Case management is about to feel completely different. Here’s why

For anyone who has ever worked in human services case management, the math is uncomfortably familiar. Hours that should belong to participants get pulled into documentation backlogs that stretch deep into the evening. Mornings that should start with the actual work begin instead with twenty minutes of scrolling through a participant’s history just to remember what happened last time. Reporting weeks turn into all-hands cleanup operations to fix data that should have been clean from the start. And every once in a while, a participant slips quietly out of the program before anyone notices the warning signs that, in hindsight, were there for weeks.
The gap between the mission a team signs up for and the administrative weight it carries is exactly what Bonterra Que for Apricot was built to close. Built directly into the Apricot platform, Que is an assistive intelligence layer that helps case managers and program staff move faster, see more clearly, and act with confidence. The goal is simple: less time on admin, more time with the people who need them.
Built into Apricot, built around your team
Bonterra Que is assistive AI built specifically for the work human services organizations do every day. Unlike general-purpose AI tools that sit outside your case management system, Que is embedded directly inside Apricot. Every skill it offers runs in the workflows your team already uses, with full respect for the permissions you already have in place. Staff access only what they are already authorized to see. Your data never leaves the secure Bonterra environment, and nothing is ever used to train external models.
Que is assistive, not autonomous. Every output is reviewed and approved by a human before anything is saved or acted on. The technology surfaces context, drafts content, and flags issues, but the case manager or program leader is the ultimate decision maker. That is not a footnote on the experience. It is the entire design philosophy underpinning Que, and it is what makes it safe to use in the high-trust environments human services organizations operate in.
Bonterra Que delivers value across four distinct skills inside Apricot. Here is what each one does and how to get the most out of it.
Participant Snapshot: Updated overviews in seconds
One Apricot user put it plainly during product research: “The part that takes the longest is just remembering what happened last time.”
Participant Snaphot solves that. The skill surfaces an AI-generated summary of recent participant activity directly inside Apricot, distilling the last two to four entries into a clear, readable paragraph alongside recent activity and any urgent actions worth knowing before an interaction. For a higher-risk participant, the snapshot may flat items that need immediate action. For those making steady progress, it confirms things are on track and highlights what to carry into the conversation.
Use it right before a home visit, the morning you pick up a colleague’s caseload, or the minute before a supervision check-in. It is not a replacement for the full record when the situation calls for it, but it is a fast and dependable way to walk into any conversation prepared. The full case history is always one click away when you want to go deeper.

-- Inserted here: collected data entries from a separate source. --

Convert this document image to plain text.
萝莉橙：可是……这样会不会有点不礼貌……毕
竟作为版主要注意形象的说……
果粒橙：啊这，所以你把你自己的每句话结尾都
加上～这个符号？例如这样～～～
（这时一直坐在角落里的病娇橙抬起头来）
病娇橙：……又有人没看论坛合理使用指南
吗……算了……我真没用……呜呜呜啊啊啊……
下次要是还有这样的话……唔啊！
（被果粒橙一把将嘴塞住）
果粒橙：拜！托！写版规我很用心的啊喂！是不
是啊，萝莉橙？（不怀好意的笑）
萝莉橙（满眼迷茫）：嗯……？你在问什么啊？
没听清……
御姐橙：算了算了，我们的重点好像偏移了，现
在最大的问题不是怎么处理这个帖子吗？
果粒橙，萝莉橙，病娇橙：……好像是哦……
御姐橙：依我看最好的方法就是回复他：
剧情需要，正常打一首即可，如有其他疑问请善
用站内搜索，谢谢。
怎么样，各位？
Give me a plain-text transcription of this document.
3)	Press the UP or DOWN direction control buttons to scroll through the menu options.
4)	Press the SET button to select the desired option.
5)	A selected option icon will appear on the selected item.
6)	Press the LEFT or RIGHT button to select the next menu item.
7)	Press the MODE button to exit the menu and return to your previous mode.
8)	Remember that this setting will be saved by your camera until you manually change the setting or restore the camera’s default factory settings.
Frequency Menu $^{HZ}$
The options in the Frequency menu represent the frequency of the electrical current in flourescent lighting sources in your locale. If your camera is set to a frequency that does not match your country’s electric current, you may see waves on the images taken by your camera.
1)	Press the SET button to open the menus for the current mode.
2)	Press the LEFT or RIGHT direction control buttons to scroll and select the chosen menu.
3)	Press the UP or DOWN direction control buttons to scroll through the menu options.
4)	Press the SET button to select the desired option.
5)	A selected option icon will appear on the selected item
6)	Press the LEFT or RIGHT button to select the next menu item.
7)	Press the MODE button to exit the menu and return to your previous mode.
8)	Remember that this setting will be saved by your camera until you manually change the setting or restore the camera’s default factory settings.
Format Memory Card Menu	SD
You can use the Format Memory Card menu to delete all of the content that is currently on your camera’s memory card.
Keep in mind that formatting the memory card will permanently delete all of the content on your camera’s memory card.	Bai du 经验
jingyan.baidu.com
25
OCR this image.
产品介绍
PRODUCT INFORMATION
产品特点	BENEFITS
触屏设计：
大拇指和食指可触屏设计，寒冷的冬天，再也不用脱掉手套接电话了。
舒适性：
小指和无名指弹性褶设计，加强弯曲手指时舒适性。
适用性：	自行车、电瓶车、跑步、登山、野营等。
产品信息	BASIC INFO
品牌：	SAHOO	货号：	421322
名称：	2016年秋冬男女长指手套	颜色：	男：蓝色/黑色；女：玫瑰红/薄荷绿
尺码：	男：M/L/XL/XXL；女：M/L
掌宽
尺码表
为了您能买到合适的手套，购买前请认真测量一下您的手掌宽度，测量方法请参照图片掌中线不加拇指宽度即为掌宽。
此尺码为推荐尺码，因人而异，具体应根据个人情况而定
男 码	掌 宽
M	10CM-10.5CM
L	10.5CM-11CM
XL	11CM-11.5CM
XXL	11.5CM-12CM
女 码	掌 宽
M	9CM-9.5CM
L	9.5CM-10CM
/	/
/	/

Note Capture: Turn any interaction into a finished form
“Workers are spending entire days catching up on documentation instead of helping clients.”
The quote came directly from a customer during discovery. Another described how her outreach team blocked off Tuesday for note-writing while crisis calls came into the office that those exact people should have been responding to. The documentation burden is not a minor inconvenience. It pulls people away from the work they were hired to do.
Note Capture gives the time back. A case manager can speak or type observations after a participant interaction, and Que will automatically map them to the correct fields across any mobile-enabled form in Apricot, whether that is a case note, an assessment, an incident report, or a service record. Que produces a complete draft. The case manager reviews and approves it before anything is saved.
The skill works in the office, in the field, in the community, and in environments with limited connectivity. The work gets done where the work actually happens.
A few habits make the difference between good output and great output. Capture your notes right after the interaction while the conversation is still fresh. Speak naturally and in complete sentences. You do not have to dictate field names or use unnatural phrasing for Que to route the content correctly. And always review the draft carefully before approving. That review step is the design feature that keeps the record trustworthy.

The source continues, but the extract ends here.